Das Verfahren der Quantenabbildung mit nicht-detektierten Photonen (“Quantum Imaging with Undetected Photons” - QUIP) gestattet es, Bilder von einem Objekt aufzunehmen, ohne daß dafür das vom Objekt gestreute Licht detektiert werden muß.


Hintergrund

Bei dem neuartigen Verfahren wird zunächst ein primärer Photonenstrahl in zwei miteinander verschränkte Teilstrahlen unterschiedlicher Wellenlänge aufgespalten.

Die beiden Teilstrahlen werden nun ihrerseits jeweils in zwei miteinander verschränkte Teilstrahlen unterschiedlicher Wellenlänge aufgespalten, wobei je einer der beiden Teilstrahlen zweiter Generation wieder eine der beiden Wellenlängen der ersten Strahlteilung aufweist. Die Teilstrahlen erster und zweiter Generation mit jeweils gleicher Wellenlänge werden wieder zusammengeführt und überlagert, so daß deren Photonen ununterscheidbar werden. Infolge der Verschränkung der so erhaltenen „Kombinationsstrahlen“ unterschiedlicher Wellenlänge miteinander, ist das Verhalten der Photonen des einen Strahls durch Messung der Photonen des anderen Strahls bestimmbar, wobei die beiden miteinander verschränkten Kombinationsstrahlen jedoch unterschiedliche Wellenlängen aufweisen. Mit einem der beiden Kombinations-strahlen wird das zu untersuchende Objekt beleuchtet, der andere Kombinationsstrahl wird „analysiert“. Dadurch kann ein Objekt mit einer Wellenlänge beleuchtet werden, und die Detektion des „Resultats“ der Beleuchtung wird bei einer anderen Wellenlänge vorgenommen.

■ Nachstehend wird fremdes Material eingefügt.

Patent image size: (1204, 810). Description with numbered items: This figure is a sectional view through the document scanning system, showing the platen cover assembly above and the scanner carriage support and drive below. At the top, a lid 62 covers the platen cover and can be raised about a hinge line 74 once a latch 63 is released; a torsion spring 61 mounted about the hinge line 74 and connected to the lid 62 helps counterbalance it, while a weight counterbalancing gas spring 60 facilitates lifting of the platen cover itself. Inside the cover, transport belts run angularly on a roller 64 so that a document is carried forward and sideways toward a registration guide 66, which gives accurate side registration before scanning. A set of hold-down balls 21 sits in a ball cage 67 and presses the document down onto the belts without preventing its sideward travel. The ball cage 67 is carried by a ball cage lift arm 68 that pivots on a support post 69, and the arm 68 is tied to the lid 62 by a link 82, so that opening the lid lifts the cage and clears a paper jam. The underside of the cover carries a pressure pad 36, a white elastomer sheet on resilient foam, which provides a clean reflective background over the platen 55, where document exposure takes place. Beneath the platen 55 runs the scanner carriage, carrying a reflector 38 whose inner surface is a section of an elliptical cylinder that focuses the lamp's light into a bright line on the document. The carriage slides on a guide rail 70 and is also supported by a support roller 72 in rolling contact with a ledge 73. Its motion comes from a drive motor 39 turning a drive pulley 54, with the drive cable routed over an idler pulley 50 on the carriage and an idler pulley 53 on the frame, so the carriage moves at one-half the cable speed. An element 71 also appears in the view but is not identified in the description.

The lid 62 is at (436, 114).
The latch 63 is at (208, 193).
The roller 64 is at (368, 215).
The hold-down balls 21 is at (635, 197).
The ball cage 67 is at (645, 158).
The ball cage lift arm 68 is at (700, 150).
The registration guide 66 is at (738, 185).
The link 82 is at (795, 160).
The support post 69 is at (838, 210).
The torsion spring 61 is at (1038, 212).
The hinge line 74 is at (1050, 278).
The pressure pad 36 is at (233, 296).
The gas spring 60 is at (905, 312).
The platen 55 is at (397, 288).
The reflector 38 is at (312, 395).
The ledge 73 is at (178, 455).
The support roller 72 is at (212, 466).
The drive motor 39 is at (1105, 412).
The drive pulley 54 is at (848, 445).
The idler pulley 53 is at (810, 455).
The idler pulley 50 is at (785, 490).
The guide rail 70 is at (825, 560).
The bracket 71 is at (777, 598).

Das Verfahren beruht somit auf Photonenpaaremission in zwei kohärenten SPDC Prozessen und räumlicher Korrelationen in den Photonenpaaren. Das Bild entsteht als Interferenzmuster in einem der beiden Photonenstrahlen, während sich das Objekt im anderen Photonenstahl befindet. Der „Objektstrahl“ muß nicht detektiert werden, da sein Verhalten infolge der Verschränkung aus dem „Detektionsstrahl“ bei anderer Wellenlänge entnehmbar ist.


Bilder & Videos


Lösung

Die Technologie ermöglicht ein Objekt bei einer Wellenlänge zu bestrahlen, das Resultat der Bestrahlung aber bei einer anderen Wellenlänge zu detektieren.


Vorteile

Das Verfahren ermöglicht die meßtechnische Erschließung von Frequenzbereichen, für die es keine geeigneten Detektoren gibt. Da es unabhängig von der Ausgangsfrequenz durchführbar ist, steht grundsätzlich nahezu der gesamte Wellenlängenbereich elektromagnetischer Strahlung für den Einsatz des Verfahrens zur Verfügung.

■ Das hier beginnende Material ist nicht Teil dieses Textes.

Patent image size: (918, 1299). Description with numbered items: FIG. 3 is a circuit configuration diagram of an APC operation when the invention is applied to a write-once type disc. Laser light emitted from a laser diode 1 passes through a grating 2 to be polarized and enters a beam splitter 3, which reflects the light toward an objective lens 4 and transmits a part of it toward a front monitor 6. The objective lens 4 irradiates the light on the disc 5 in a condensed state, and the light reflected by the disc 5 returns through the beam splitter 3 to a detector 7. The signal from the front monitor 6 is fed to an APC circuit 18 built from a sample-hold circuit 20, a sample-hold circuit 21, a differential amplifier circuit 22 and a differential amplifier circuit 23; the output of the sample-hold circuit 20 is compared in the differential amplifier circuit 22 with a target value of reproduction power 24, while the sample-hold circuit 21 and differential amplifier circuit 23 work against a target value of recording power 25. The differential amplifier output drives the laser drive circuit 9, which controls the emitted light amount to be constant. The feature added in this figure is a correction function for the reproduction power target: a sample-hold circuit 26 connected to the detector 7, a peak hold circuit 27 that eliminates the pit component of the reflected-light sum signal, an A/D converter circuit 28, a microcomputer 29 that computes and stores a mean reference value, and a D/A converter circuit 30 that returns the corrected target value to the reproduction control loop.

Hinsichtlich Bildgebungsverfahren weist das Verfahren beispielsweise gegenüber dem OPA-Verfahren (Optical Parametric Amplification) den Vorteil auf, daß für die Bestrahlung des Objektes kein kohärenter Strahl der betreffenden „Belichtungs-Wellenlänge“ benötigt wird. Das hier vorgestellte Verfahren erfordert auch keine stimulierten nichtlinearen Prozesse bei der Strahlformung, so daß es mit niedrigeren Strahlintensitäten arbeiten kann, was von großer Bedeutung für empfindliche Proben ist.


Anwendungsbereiche

Das Verfahren eröffnet zahlreiche bisher unbekannte Möglichkeiten in den Bereichen Bildgebung, Spektroskopie, Photometrie sowie weiterer strahlungsbasierter Untersuchungsverfahren.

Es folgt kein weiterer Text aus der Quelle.